Bir zamanlar sevmenin arkasına sığınıp arkamdan iş çeviriyorlar diye suçladığım insanlar düştü aklıma. Onlara mı benziyordum, içindeki fırtınayı bana yansıtmayan bu ketum kadına mı? “Sen de susanlardansın” dedim birden. Suçluyken itham eden kişi olmuştum. Ama öfkeli değildim, bir çeşit merak ya da farkındalık durumuydu bu. Annem de içine atan, ne düşündüğünü anlamakta zorlandığım, sormadıkça sıkıntısını belli etmeyenlerdendi. O bunu yönetebiliyor, benim gibi telaşla her şeyi dağıtmıyordu sadece. Ne farkımız vardı ki? Annesi de ona kızar mıydı bu yüzden? Belki de benden sonra böyle olmuştu.

Cılız bir gülümseme, ruhundaki yanıp sönen bir ışık gibi belirdi dudaklarında. “Kabahatimle imtihan oluyorum. Bunu mu kastediyorsun?” O da benim gibi öfkeyle veya hesap sorar gibi konuşmuyordu. Bu içimi rahatlattı.

“Hayır” dedim “birbirimizden güven ve sağlam bir ilişki talep ederken farkında olmadan duvarlar da örüyoruz. Bu davranışın anne kız kavramına özel bir şey olmadığının bilincindeyim. Yüreğimiz birbirimize açık, biliyorum. Ama bu gün bu noktadaysak, eksiklerimizle tamamen yüzleşmeliyiz. Ben hazırım düzelmeye…” Başımı salladım kararlıkla.

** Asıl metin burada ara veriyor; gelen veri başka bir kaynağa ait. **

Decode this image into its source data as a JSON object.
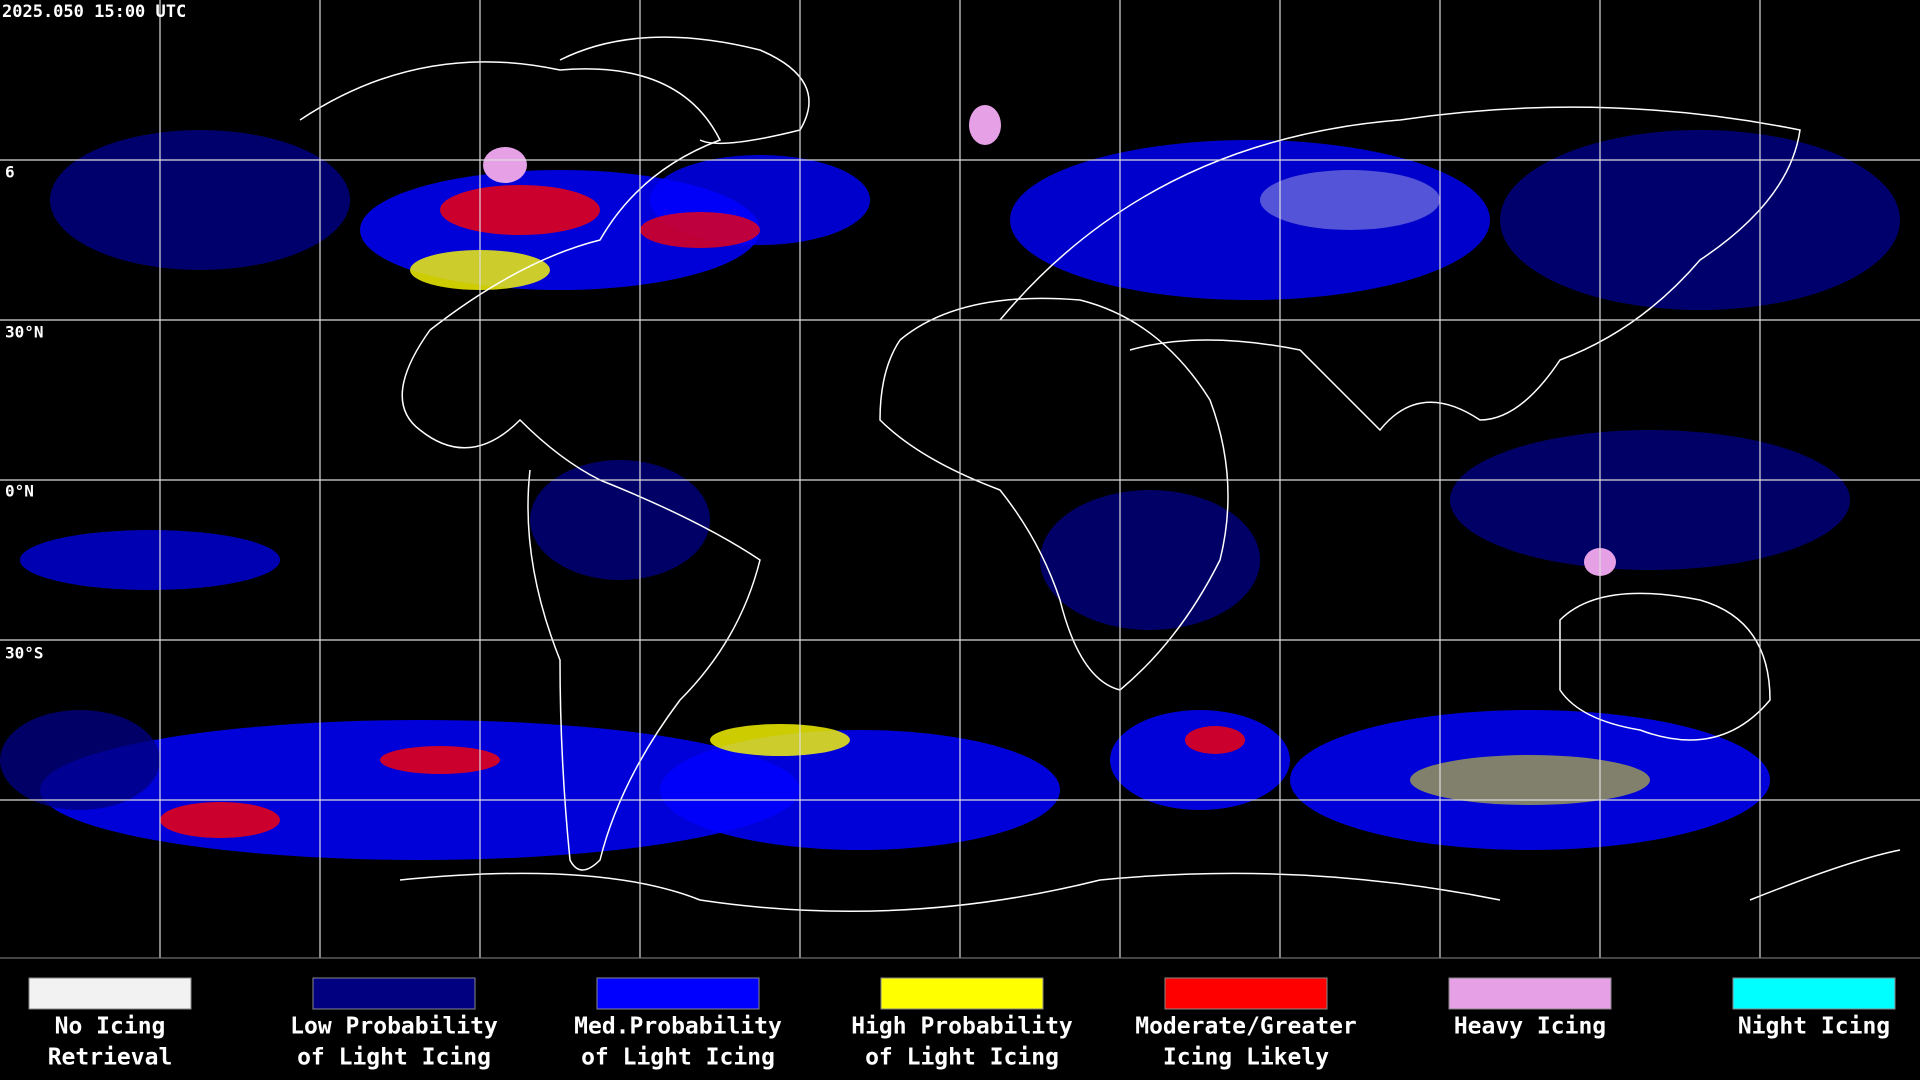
{
  "timestamp": "2025.050 15:00 UTC",
  "latitude_labels": [
    "6",
    "30°N",
    "0°N",
    "30°S"
  ],
  "legend": [
    {
      "lines": [
        "No Icing",
        "Retrieval"
      ],
      "color": "#f2f2f2"
    },
    {
      "lines": [
        "Low Probability",
        "of Light Icing"
      ],
      "color": "#000080"
    },
    {
      "lines": [
        "Med.Probability",
        "of Light Icing"
      ],
      "color": "#0000ff"
    },
    {
      "lines": [
        "High Probability",
        "of Light Icing"
      ],
      "color": "#ffff00"
    },
    {
      "lines": [
        "Moderate/Greater",
        "Icing Likely"
      ],
      "color": "#ff0000"
    },
    {
      "lines": [
        "Heavy Icing"
      ],
      "color": "#e6a0e6"
    },
    {
      "lines": [
        "Night Icing"
      ],
      "color": "#00ffff"
    }
  ]
}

“Senelerce kimseye anlatmadım.” Derin bir nefes aldı. “Konuşmadım. Bunun seni geri getirmeyeceğini, çaldığım tüm kapılar yüzüme kapanınca anlamıştım. Suskunluğum bir alışkanlık olarak kaldı dilimde. Sesim kendime bile yabancıydı uzun süre.” Dudağının kenarı kıvrıldı. Gözlerine baksam ağlayacağını söylerdim, sesi ise gülümsüyordu. “Sonra bahar geldi ömrüme. Sen geldin. Bilmediklerimi öğrendim, unuttuklarımı hatırlamaya başladım. Genç kızım, sırdaşım…” Başını iki yana salladı. “Yaralarımızı kabahat diye birbirimizin yüzüne vuramayız biz. El ele veririz sadece.” Elimi tuttu. Öyle rahatladım ki bunu kendi rızasıyla yaptığı için. Saatler sonra nefes aldığımı hissettim.

“O zaman bırakmak yok?” Kolunu uzattı sarılmak niyetiyle. Beklemeden karşılık verdim. Yerim annemin yanıydı. Sol yanında, sinesinde gezinmeliydi başım.

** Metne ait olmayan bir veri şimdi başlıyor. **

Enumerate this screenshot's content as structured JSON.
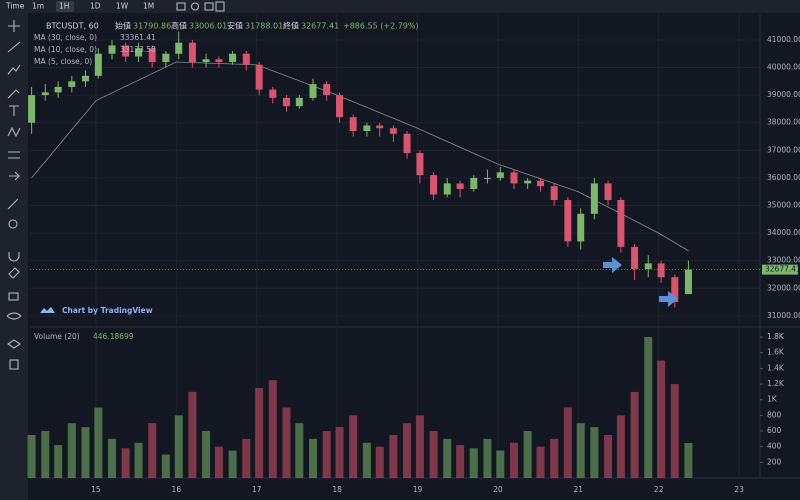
{
  "toolbar": {
    "items": [
      "Time",
      "1m",
      "1H",
      "1D",
      "1W",
      "1M"
    ]
  },
  "chart_data": {
    "type": "candlestick",
    "symbol": "BTCUSDT, 60",
    "ohlc_labels": [
      "始値",
      "高値",
      "安値",
      "終値"
    ],
    "change": "+886.55 (+2.79%)",
    "ma_legend": [
      {
        "label": "MA (30, close, 0)",
        "value": 33361.41
      },
      {
        "label": "MA (10, close, 0)",
        "value": 33123.58
      },
      {
        "label": "MA (5, close, 0)"
      }
    ],
    "ma_line": {
      "x": [
        14.2,
        15,
        16,
        17,
        18,
        19,
        20,
        21,
        22,
        22.37
      ],
      "values": [
        36000,
        38800,
        40200,
        40100,
        39000,
        37800,
        36500,
        35500,
        34000,
        33361.41
      ],
      "color": "#8a8d97"
    },
    "watermark": "Chart by TradingView",
    "volume_label": "Volume (20)",
    "up_color": "#7cb86a",
    "down_color": "#d9546c",
    "x": [
      14.2,
      14.37,
      14.53,
      14.7,
      14.87,
      15.03,
      15.2,
      15.37,
      15.53,
      15.7,
      15.87,
      16.03,
      16.2,
      16.37,
      16.53,
      16.7,
      16.87,
      17.03,
      17.2,
      17.37,
      17.53,
      17.7,
      17.87,
      18.03,
      18.2,
      18.37,
      18.53,
      18.7,
      18.87,
      19.03,
      19.2,
      19.37,
      19.53,
      19.7,
      19.87,
      20.03,
      20.2,
      20.37,
      20.53,
      20.7,
      20.87,
      21.03,
      21.2,
      21.37,
      21.53,
      21.7,
      21.87,
      22.03,
      22.2,
      22.37
    ],
    "open": [
      38000,
      39000,
      39100,
      39300,
      39500,
      39700,
      40500,
      40800,
      40400,
      40700,
      40200,
      40500,
      40900,
      40200,
      40300,
      40200,
      40500,
      40100,
      39200,
      38900,
      38600,
      38900,
      39400,
      39000,
      38200,
      37700,
      37900,
      37800,
      37600,
      36900,
      36100,
      35400,
      35800,
      35600,
      36000,
      36000,
      36200,
      35800,
      35900,
      35700,
      35200,
      33700,
      34700,
      35800,
      35200,
      33500,
      32700,
      32900,
      32400,
      31790.86
    ],
    "high": [
      39300,
      39400,
      39500,
      39700,
      39900,
      40700,
      41000,
      40900,
      40900,
      40800,
      40600,
      41300,
      41000,
      40500,
      40400,
      40600,
      40600,
      40200,
      39300,
      39000,
      39000,
      39600,
      39500,
      39100,
      38300,
      38000,
      38000,
      37900,
      37700,
      37000,
      36200,
      36000,
      35900,
      36100,
      36300,
      36400,
      36300,
      36000,
      36000,
      35800,
      35300,
      34900,
      36000,
      35900,
      35300,
      33600,
      33200,
      33000,
      32500,
      33006.01
    ],
    "low": [
      37600,
      38800,
      38900,
      39100,
      39300,
      39600,
      40300,
      40200,
      40200,
      40000,
      40000,
      40300,
      40000,
      40000,
      40000,
      40100,
      39900,
      39000,
      38700,
      38400,
      38500,
      38800,
      38800,
      38000,
      37500,
      37500,
      37500,
      37300,
      36700,
      35800,
      35200,
      35300,
      35300,
      35500,
      35800,
      35900,
      35600,
      35600,
      35500,
      35000,
      33500,
      33400,
      34500,
      35000,
      33300,
      32300,
      32400,
      32200,
      31300,
      31788.01
    ],
    "close": [
      39000,
      39100,
      39300,
      39500,
      39700,
      40500,
      40800,
      40400,
      40700,
      40200,
      40500,
      40900,
      40200,
      40300,
      40200,
      40500,
      40100,
      39200,
      38900,
      38600,
      38900,
      39400,
      39000,
      38200,
      37700,
      37900,
      37800,
      37600,
      36900,
      36100,
      35400,
      35800,
      35600,
      36000,
      36000,
      36200,
      35800,
      35900,
      35700,
      35200,
      33700,
      34700,
      35800,
      35200,
      33500,
      32700,
      32900,
      32400,
      31500,
      32677.41
    ],
    "volume": [
      550,
      600,
      420,
      700,
      650,
      900,
      500,
      380,
      450,
      700,
      300,
      800,
      1100,
      600,
      400,
      350,
      500,
      1150,
      1250,
      900,
      700,
      500,
      600,
      650,
      800,
      450,
      400,
      550,
      700,
      800,
      600,
      500,
      420,
      380,
      500,
      350,
      450,
      600,
      400,
      500,
      900,
      700,
      650,
      550,
      800,
      1100,
      1800,
      1500,
      1200,
      446.18699
    ],
    "xlim": [
      14.18,
      23.26
    ],
    "xticks": [
      15,
      16,
      17,
      18,
      19,
      20,
      21,
      22,
      23
    ],
    "ylim": [
      30670,
      41940
    ],
    "yticks": [
      {
        "value": 31000,
        "label": "31000.00"
      },
      {
        "value": 32000,
        "label": "32000.00"
      },
      {
        "value": 33000,
        "label": "33000.00"
      },
      {
        "value": 34000,
        "label": "34000.00"
      },
      {
        "value": 35000,
        "label": "35000.00"
      },
      {
        "value": 36000,
        "label": "36000.00"
      },
      {
        "value": 37000,
        "label": "37000.00"
      },
      {
        "value": 38000,
        "label": "38000.00"
      },
      {
        "value": 39000,
        "label": "39000.00"
      },
      {
        "value": 40000,
        "label": "40000.00"
      },
      {
        "value": 41000,
        "label": "41000.00"
      }
    ],
    "vlim": [
      0,
      1916
    ],
    "vticks": [
      200,
      400,
      600,
      800,
      {
        "value": 1000,
        "label": "1K"
      },
      {
        "value": 1200,
        "label": "1.2K"
      },
      {
        "value": 1400,
        "label": "1.4K"
      },
      {
        "value": 1600,
        "label": "1.6K"
      },
      {
        "value": 1800,
        "label": "1.8K"
      }
    ],
    "grid": true
  }
}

“Yok” dedi. “Canımın bir parçasısın sen benim. Bırakmak yok.”

“Seninle uyuyacağım haberin olsun” diye mırıldandım. Güldü. Parmakları saçlarımda gezindi. “Çok özledim…”

***

Uyandığımda vakit öğleye yaklaşıyordu. Kocaman yatakta tek başıma uyuyordum saatlerdir. Annem erkenden kalkıp kızların yanına gitmişti. Ve dinlendiğimi itiraf edebilirdim. Bir ağırlık kalkmıştı ya yüreğimden, daha iyi hissediyordum. Fiziksel ağrılar unutulacak, önemsiz şeylerdi benim için. Ama kalp acısının izi hiç geçmiyordu. Esneyerek oturur pozisyona geldim. Gözlerimi ovuşturdum, dağılmış saçlarımı yüzümden çektim. Kalın, bordo perde odayı gündüz vakti bile karanlığa boğuyordu.

Kalkıp perdeyi çektim, camı açtım. Temiz bahar havasını soludum. İlk işim elimi yüzümü yıkamak oldu. Saçımı topladım sıkı bir topuzla. Bomboş midem ufak bir rahatsızlık hissettirince mutfağa geçtim. Sofranın üzerinde içi kahvaltılıklarla dolu bir servis tabağı vardı. Yaklaşıp baktığımda yanında ufak bir not kâğıdı buldum. Göz hizama kaldırıp okudum annemin büyük el yazısını.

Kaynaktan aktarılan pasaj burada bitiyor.